Título Original: Die Another Day | Género: Acción / Aventuras / Ciencia Ficción | Nacionalidad: Reino Unido / USA | Director: Lee Tamahori | Actores: Pierce Brosnan, Halle Berry, Toby Stephens | Productor: Barbara Broccoli, Michael G. Wilson, Callum McDougall | Guión: Ian Fleming (personajes), Neal Purvis, Robert Wade | Fotografía: David Tattersall | Música: David Arnold, Madonna, Monty Norman, Paul Oakenfold | Montaje: Andrew MacRitchie, Christian Wagner

 

Sinopsis: Estamos en una zona desmilitarizada entre Corea del Norte y Corea del Sur. Un hombre llega a la costa haciendo surf sobre olas gigantes. Cuando se quita el traje de goma, descubrimos que se trata de James Bond (Pierce Brosnan), el agente 007. Allí debe cumplir su misión: investigar las ventas de armas que un militar efectúa, aunque realmente las intenciones de éste sean mucho más oscuras. Bond es capturado mientras lleva a cabo la misión, y es confinado y torturado. Catorce meses después, Bond es liberado a cambio de la entrega a Corea del Norte del malvado Zao (Rick Yune). La Agencia Nacional de Seguridad de los Estados Unidos y el MI6 sospechan que Bond podría haber revelado algún secreto, y por eso M (Judi Dench) le suspende la licencia para matar.

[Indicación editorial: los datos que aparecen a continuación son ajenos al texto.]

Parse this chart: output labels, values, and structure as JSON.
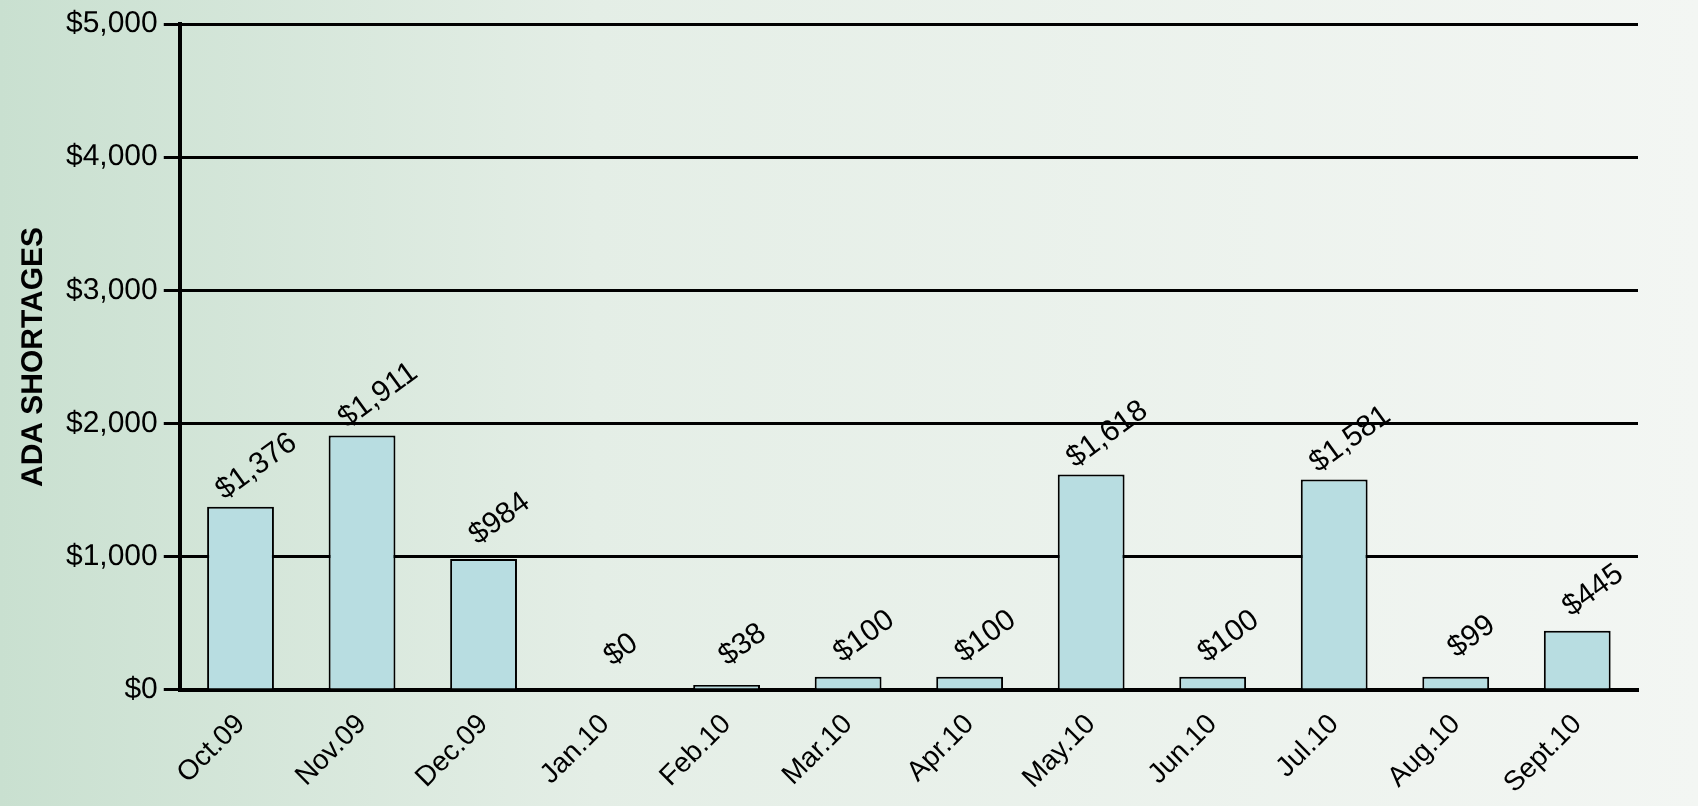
{
  "chart_data": {
    "type": "bar",
    "ylabel": "ADA SHORTAGES",
    "categories": [
      "Oct.09",
      "Nov.09",
      "Dec.09",
      "Jan.10",
      "Feb.10",
      "Mar.10",
      "Apr.10",
      "May.10",
      "Jun.10",
      "Jul.10",
      "Aug.10",
      "Sept.10"
    ],
    "values": [
      1376,
      1911,
      984,
      0,
      38,
      100,
      100,
      1618,
      100,
      1581,
      99,
      445
    ],
    "value_labels": [
      "$1,376",
      "$1,911",
      "$984",
      "$0",
      "$38",
      "$100",
      "$100",
      "$1,618",
      "$100",
      "$1,581",
      "$99",
      "$445"
    ],
    "color": "#b8dde1",
    "ylim": [
      0,
      5000
    ],
    "yticks": [
      {
        "value": 0,
        "label": "$0"
      },
      {
        "value": 1000,
        "label": "$1,000"
      },
      {
        "value": 2000,
        "label": "$2,000"
      },
      {
        "value": 3000,
        "label": "$3,000"
      },
      {
        "value": 4000,
        "label": "$4,000"
      },
      {
        "value": 5000,
        "label": "$5,000"
      }
    ],
    "grid": "y",
    "legend": false
  }
}
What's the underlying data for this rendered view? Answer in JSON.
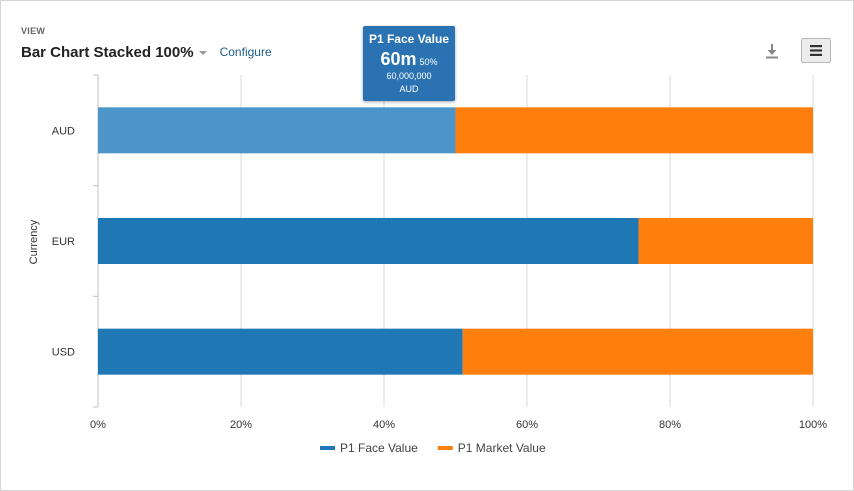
{
  "header": {
    "view_label": "VIEW",
    "title": "Bar Chart Stacked 100%",
    "configure_label": "Configure",
    "download_icon": "download-icon",
    "menu_icon": "hamburger-menu-icon"
  },
  "tooltip": {
    "series": "P1 Face Value",
    "value_short": "60m",
    "percent": "50%",
    "value_full": "60,000,000",
    "category": "AUD"
  },
  "chart_data": {
    "type": "bar",
    "orientation": "horizontal",
    "stacking": "percent",
    "categories": [
      "AUD",
      "EUR",
      "USD"
    ],
    "series": [
      {
        "name": "P1 Face Value",
        "color": "#1f77b4",
        "values": [
          50,
          75.6,
          51
        ]
      },
      {
        "name": "P1 Market Value",
        "color": "#ff7f0e",
        "values": [
          50,
          24.4,
          49
        ]
      }
    ],
    "hover_color": "#4c95c8",
    "highlighted": {
      "category": "AUD",
      "series": "P1 Face Value"
    },
    "ylabel": "Currency",
    "xlim": [
      0,
      100
    ],
    "xticks": [
      "0%",
      "20%",
      "40%",
      "60%",
      "80%",
      "100%"
    ],
    "grid": true,
    "legend_position": "bottom"
  }
}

Pero 007 no quiere aceptar la situación: él sólo quiere atrapar a Zao, cueste lo que cueste. Así, el agente llega a La Habana, donde descubre una clínica en la que se realizan operaciones de sustitución de ADN. Allí conocerá a la misteriosa Jinx (Halle Berry), una bellísima y peligrosa mujer. Bond encuentra a Zao, pero en el último momento éste se escapa. Las pistas llevan a Bond a Londres, más concretamente al multimillonario Gustav Graves (Toby Stephens), un importante hombre de negocios que ha creado el Icarus, un dispositivo de alta tecnología que permite dar luz solar allí donde se necesita. Posteriormente Bond viaja a Islandia, invitado por Graves, para mostrarle el poder del Icarus. Allí se traslada también Miranda Frost (Rosamund Pike), la asistente personal de Graves. Y cómo no, también estará la misteriosa Jinx. Bond descubrirá que Zao y Graves son aliados. Pero ahí no acabará todo: será en Corea, el lugar donde todo empezó, donde deberán ajustar cuentas Bond y sus adversarios. Si hay que morir, que sea otro día.